The U.S. economy should continue to expand at a moderate rate into 2017. The Conference Board’s Leading Economic Index increased 0.2 percent in September to 124.4. September’s performance follows a 0.2 percent decline in August and a 0.5 percent increase in July.

“The U.S. LEI increased in September, reversing its August decline, which together with the pickup in the six-month growth rate suggests that the economy should continue expanding at a moderate pace through early 2017,” says Ataman Ozyildirim, director of business cycles and growth research at The Conference Board. “Housing permits, unemployment insurance claims and the interest rate spread were the main components lifting the index in September. Overall, the strengths among the leading indicators are outweighing modest weaknesses in stock prices and the average workweek.”

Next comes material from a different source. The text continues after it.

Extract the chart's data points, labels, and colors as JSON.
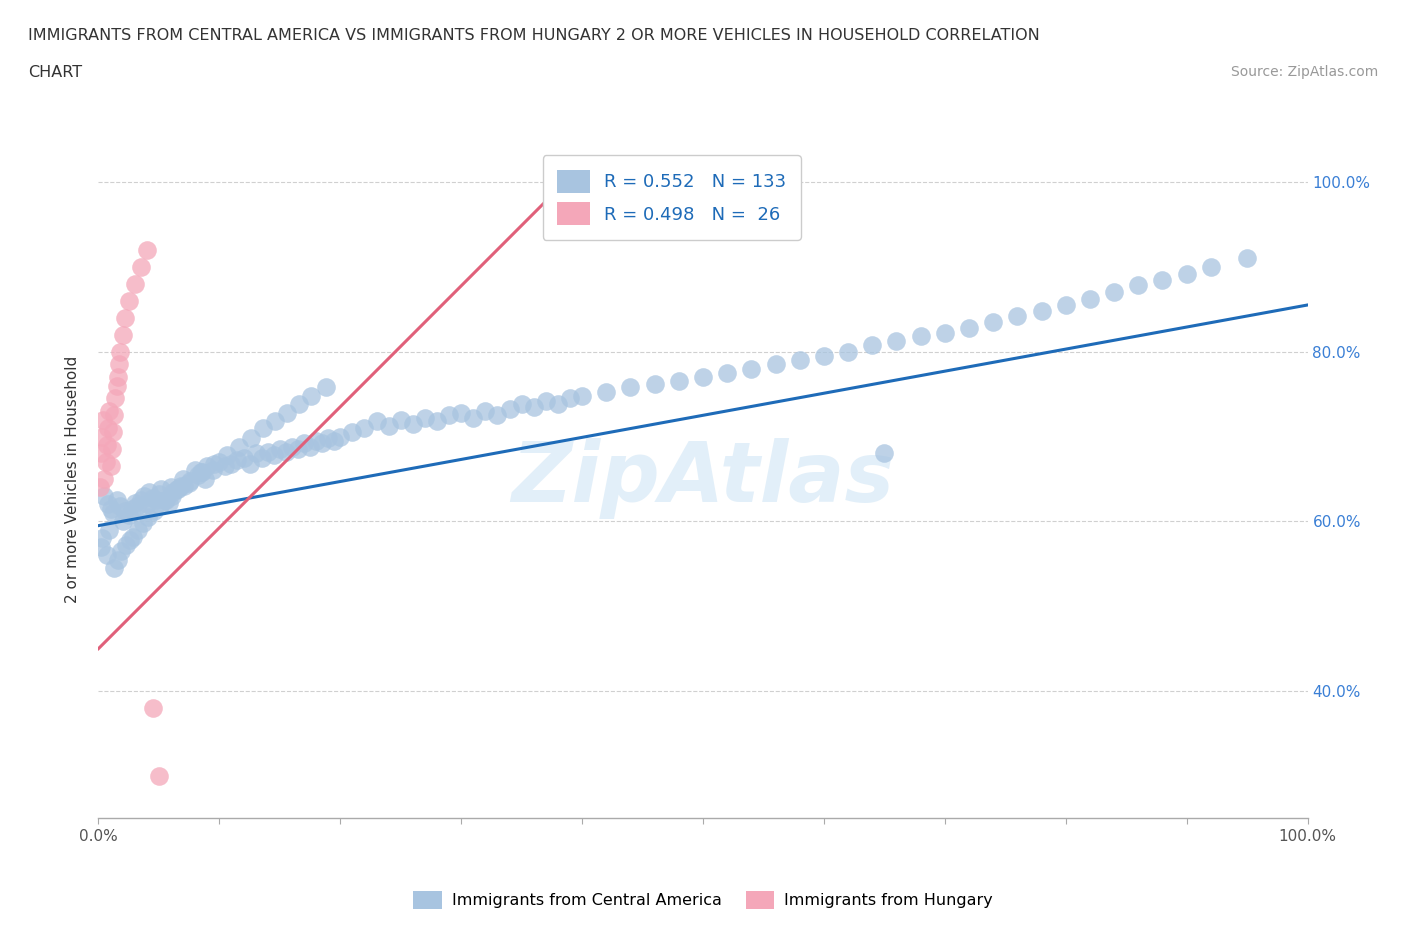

The monthly indexes published by the Conference Board—a global, independent business membership and research association—are elements in an analytic system designed to signal peaks and troughs in the business cycle. The indexes measure 10 components and are constructed to summarize and reveal common turning-point patterns in economic data in a clearer and more convincing manner than any individual component—primarily because they smooth out some of the volatility of individual components.

The 10 components of The Conference Board Leading Economic Index for the U.S. are: average weekly hours for manufacturing; average weekly initial claims for unemployment insurance; manufacturers’ new orders for consumer goods and materials; the ISM Index of New Orders; manufacturers’ new orders for nondefense capital goods excluding aircraft orders; building permits for new private housing units; stock prices of 500 common stocks; the Leading Credit Index; interest rate spread of 10-year Treasury bonds less federal funds; and average consumer expectations for business conditions.